Saturday, November 3, 2018

From The Interfaith Prayer Book: “Reading of Popul Vuh”.


And get excited!


Today is the 3rd annual Día de los Muertos (Day of the Dead) festival.


Remember: Día de los Muertos is everyone’s festival, no matter your culture or heritage:


The traditional Reading of Popul Vuh is below.

Everyone in South Florida including tourists and Snowbirds are encouraged to visit this City and participate in all the festivities and events.

The fun starts at 1:30 with FREE Face Painting for the first 125 participants in the Día De Los Muertos procession called El Camino. The festivities continue on til 9:45 when the 50/50 Raffle Winner is announced. In between are costume contests for adults, children and pets, lots of traditional music and dancing too!


About the Popul Vuh.


A prayer from the Popul Vuh is further down below in this blog post. This ancient prayer is from a compilation of prayers by author Ted Brownstein and the Lake Worth Interfaith Network* in the 2014 expanded edition of The Interfaith Prayer Book:

This Expanded Edition adds prayers from eight additional traditions; Native African, Native American, Zoroastrian, Taoist, Confucian, Shinto, Jain and Sikh.

Additional information about the Popul Vuh.


According to Joshua J. Mark writing for the Ancient History Encyclopedia the Popol Vuh is,


[T]he story of creation according to the Quiche Maya of the region known today as Guatemala. [emphasis added] Translated as ‘The Council Book’, ‘The Book of the People’ or, literally, ‘The Book of the Mat’, the work has been referred to as “The Mayan Bible” although this comparison is imprecise. The Popol Vuh is not regarded by the Maya as ‘the word of God’ nor as sacred scripture but rather as an account of “the ancient word” and the understanding the Quiche had of cosmology and creation before the coming of Christianity. The Quiche referred to the book as an Ilb′al — an instrument of sight — and it was known as “The Book of the Mat” because of the woven mats the people would sit on to hear the work recited at the council house. One such building, at Copan, features stone lintels ‘woven’ to look like such matting.


A prayer from the Popul Vuh is included in the chapter titled, “Native American Prayer” in The Interfaith Prayer Book:


Harmony with nature is a predominant theme in many native traditions, ranging through North, Central and South America. The world is structured according to the four cardinal compass points, east, west, north and south, and by the vertical axis linking Mother Earth below with Father Sky above. All of creation, mountains and plains, plants and fruits, humans and animals are seen as interconnected sacred elements. The well-being of each is dependent upon the whole. 
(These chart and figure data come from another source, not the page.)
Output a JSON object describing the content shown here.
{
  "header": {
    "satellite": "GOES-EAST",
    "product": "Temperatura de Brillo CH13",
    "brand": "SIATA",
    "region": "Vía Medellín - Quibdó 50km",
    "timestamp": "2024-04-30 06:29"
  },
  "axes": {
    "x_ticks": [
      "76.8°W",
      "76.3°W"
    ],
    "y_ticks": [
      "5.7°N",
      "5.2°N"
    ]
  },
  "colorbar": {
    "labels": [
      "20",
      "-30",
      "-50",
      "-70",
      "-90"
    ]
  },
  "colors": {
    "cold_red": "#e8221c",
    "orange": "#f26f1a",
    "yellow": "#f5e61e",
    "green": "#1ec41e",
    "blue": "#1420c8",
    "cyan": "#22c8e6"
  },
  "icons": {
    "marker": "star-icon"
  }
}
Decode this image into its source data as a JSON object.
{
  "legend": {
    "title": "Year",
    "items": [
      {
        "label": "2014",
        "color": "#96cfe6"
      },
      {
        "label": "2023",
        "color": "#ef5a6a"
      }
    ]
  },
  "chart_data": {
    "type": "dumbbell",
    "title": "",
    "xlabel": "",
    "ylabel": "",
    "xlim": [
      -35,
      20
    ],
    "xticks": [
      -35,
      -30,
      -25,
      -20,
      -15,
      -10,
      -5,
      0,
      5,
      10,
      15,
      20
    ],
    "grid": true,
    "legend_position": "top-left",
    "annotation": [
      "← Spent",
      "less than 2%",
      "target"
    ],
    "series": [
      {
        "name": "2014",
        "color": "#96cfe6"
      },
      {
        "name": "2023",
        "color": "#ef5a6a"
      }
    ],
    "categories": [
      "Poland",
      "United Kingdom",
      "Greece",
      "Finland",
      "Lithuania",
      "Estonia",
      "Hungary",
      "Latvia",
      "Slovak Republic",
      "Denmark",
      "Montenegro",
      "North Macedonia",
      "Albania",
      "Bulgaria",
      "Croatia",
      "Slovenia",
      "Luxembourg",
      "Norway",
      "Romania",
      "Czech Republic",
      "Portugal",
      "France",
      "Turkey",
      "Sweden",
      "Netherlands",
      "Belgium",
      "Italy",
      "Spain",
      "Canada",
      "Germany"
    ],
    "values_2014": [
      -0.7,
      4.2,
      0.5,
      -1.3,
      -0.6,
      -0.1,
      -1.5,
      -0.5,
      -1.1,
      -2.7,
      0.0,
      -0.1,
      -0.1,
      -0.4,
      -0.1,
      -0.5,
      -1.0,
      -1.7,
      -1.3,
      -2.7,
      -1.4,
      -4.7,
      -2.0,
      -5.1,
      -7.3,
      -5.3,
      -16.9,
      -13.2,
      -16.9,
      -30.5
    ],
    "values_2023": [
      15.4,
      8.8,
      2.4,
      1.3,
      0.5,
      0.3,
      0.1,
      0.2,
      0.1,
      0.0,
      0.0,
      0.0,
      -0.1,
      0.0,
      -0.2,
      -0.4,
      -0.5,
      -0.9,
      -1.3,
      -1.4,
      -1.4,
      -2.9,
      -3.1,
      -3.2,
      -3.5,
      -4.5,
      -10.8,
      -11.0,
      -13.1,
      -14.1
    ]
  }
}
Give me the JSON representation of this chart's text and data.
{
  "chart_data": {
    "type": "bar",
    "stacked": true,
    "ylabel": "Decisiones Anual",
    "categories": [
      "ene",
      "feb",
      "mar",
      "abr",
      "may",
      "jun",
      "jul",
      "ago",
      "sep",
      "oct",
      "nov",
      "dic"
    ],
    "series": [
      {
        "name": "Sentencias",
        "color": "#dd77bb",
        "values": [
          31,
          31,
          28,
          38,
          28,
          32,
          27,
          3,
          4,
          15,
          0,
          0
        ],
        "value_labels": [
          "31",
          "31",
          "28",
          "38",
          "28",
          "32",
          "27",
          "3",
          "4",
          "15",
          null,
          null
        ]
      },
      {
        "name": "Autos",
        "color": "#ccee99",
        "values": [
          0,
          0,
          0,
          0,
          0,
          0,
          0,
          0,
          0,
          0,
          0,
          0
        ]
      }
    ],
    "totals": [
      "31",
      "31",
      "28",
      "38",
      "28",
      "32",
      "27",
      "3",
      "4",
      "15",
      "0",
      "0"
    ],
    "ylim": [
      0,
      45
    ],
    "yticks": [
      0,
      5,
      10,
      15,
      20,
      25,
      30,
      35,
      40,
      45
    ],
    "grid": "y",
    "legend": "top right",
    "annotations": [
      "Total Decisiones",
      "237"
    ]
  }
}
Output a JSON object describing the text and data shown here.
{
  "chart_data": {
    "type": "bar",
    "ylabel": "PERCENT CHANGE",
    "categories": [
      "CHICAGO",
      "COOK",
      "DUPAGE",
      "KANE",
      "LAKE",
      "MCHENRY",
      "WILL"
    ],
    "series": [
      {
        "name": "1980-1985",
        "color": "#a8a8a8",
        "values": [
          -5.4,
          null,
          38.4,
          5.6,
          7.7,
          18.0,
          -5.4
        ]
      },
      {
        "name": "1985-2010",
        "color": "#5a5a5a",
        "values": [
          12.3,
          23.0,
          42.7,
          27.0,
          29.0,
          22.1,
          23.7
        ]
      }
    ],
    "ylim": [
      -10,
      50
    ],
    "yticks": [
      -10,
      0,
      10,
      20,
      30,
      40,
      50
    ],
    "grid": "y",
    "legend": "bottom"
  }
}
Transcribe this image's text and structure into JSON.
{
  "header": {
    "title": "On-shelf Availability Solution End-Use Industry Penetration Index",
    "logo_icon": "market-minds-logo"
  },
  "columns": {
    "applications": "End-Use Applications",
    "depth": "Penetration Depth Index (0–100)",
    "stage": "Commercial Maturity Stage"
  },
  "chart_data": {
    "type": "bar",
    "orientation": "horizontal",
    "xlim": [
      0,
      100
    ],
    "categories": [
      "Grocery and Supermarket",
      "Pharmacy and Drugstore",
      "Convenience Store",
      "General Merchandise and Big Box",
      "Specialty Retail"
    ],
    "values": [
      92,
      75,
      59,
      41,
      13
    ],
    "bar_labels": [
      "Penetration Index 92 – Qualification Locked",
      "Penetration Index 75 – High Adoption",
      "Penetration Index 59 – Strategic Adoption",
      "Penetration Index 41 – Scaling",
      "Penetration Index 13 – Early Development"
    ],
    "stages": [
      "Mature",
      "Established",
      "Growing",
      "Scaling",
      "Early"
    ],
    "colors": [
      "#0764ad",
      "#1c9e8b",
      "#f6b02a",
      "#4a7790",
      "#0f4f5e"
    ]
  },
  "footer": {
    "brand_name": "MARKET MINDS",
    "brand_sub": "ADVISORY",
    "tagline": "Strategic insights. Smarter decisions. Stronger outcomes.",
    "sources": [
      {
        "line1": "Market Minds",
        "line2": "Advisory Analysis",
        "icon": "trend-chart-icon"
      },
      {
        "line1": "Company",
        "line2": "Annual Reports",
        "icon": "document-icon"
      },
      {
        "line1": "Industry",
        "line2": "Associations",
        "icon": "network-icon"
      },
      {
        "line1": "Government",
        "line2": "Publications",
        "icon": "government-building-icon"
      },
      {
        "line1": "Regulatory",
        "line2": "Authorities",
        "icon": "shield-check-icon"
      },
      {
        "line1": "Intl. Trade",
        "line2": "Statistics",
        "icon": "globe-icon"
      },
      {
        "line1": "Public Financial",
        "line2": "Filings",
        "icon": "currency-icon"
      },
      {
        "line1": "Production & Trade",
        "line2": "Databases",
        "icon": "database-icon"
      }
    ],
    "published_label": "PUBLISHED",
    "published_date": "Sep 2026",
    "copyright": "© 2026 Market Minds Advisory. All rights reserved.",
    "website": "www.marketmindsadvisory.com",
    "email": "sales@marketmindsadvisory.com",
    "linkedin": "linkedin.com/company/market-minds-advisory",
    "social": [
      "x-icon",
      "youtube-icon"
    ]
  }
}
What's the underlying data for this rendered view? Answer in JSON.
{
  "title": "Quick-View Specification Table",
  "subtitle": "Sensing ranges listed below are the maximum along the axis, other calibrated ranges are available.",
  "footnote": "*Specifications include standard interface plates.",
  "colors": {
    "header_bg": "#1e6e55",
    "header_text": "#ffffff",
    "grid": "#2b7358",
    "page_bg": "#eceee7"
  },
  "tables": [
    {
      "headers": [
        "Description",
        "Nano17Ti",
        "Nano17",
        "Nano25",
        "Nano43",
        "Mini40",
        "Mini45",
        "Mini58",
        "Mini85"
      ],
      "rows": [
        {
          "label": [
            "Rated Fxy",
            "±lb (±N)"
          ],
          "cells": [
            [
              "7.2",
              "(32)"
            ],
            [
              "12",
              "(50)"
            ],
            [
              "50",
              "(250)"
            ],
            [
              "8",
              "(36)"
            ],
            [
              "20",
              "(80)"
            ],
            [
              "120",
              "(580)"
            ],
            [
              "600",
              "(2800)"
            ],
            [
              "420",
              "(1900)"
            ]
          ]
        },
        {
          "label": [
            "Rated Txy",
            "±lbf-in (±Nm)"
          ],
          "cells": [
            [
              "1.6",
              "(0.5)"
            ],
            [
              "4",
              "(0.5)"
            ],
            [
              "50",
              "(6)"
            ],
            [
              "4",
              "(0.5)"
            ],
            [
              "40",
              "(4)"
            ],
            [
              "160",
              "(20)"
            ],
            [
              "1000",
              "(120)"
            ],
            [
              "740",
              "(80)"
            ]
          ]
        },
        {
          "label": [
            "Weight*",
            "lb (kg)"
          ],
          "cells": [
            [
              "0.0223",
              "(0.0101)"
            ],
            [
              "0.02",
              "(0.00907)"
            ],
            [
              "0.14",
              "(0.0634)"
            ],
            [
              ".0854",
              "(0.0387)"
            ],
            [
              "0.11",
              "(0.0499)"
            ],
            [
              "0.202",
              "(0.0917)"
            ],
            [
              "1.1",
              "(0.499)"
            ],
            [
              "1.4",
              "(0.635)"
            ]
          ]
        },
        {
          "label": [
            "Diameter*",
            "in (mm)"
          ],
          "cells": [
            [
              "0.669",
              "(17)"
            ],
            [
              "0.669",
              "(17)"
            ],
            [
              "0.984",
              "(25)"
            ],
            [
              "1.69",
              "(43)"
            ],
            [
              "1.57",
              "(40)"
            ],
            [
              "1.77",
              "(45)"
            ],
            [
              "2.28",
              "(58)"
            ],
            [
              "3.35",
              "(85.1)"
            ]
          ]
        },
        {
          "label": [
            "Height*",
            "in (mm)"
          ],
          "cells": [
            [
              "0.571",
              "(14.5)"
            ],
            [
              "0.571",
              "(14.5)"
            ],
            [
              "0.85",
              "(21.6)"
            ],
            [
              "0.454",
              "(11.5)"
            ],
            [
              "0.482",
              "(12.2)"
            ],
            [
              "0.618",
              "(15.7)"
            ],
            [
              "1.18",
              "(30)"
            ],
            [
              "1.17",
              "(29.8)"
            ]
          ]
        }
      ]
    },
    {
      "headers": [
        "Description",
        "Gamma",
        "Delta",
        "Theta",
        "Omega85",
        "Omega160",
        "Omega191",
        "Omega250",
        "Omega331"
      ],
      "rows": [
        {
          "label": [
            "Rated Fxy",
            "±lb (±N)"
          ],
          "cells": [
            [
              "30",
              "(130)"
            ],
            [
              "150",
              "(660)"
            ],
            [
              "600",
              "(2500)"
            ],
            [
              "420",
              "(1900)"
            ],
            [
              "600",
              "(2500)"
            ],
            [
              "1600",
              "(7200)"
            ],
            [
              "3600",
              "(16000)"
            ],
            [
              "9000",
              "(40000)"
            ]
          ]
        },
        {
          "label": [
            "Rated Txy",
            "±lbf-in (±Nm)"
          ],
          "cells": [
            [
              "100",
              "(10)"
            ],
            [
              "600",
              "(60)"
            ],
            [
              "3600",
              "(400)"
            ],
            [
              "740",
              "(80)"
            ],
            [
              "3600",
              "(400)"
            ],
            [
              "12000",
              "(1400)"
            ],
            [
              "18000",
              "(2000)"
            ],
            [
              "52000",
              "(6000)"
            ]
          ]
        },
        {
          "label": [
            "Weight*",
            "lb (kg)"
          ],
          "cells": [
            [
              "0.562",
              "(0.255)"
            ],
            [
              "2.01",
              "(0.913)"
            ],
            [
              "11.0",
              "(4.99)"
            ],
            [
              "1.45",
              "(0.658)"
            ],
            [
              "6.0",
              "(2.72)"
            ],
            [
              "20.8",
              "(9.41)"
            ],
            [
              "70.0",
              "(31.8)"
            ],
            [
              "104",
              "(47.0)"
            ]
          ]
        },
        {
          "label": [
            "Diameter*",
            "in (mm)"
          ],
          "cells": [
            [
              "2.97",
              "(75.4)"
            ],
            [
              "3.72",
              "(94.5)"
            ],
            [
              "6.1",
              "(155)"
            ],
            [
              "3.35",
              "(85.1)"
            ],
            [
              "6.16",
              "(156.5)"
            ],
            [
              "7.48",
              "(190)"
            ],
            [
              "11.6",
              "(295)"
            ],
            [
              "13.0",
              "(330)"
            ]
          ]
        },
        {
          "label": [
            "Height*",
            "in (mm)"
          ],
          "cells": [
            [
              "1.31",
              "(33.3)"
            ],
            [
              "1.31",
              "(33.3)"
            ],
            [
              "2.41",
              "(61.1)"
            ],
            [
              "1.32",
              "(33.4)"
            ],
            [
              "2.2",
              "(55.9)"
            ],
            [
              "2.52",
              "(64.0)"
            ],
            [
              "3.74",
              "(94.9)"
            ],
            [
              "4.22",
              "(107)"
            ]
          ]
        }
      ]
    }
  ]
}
Now to the “Maya prayer for visitation to sacred sites and reading the creation epic, Popul Vuh” from p. 23 in author Ted Brownstein’s prayer book:


Make my guilt vanish,
Heart of Sky, Heart of Earth;
Grant me a favor,
Give me strength, give me courage
In my heart, in my head,
Since you are my mountain and my plain;
May there be no falsehood and no stain,
And may this reading of the Popul Vuh
Come out clear as dawn,
And may the sifting of ancient times
Be complete in my heart, in my head;
And make my guilt vanish,
My grandmothers, grandfathers,
And however many souls of the dead there may be,
You who speak with the Heart of Sky and Earth,
May all of you together give strength
To the reading I have undertaken.


*The Lake Worth Interfaith Network (LWIN) is a group of individuals and faith-based communities dedicated to promoting acceptance and understanding among our diverse spiritual traditions through devotions, education and compassionate action.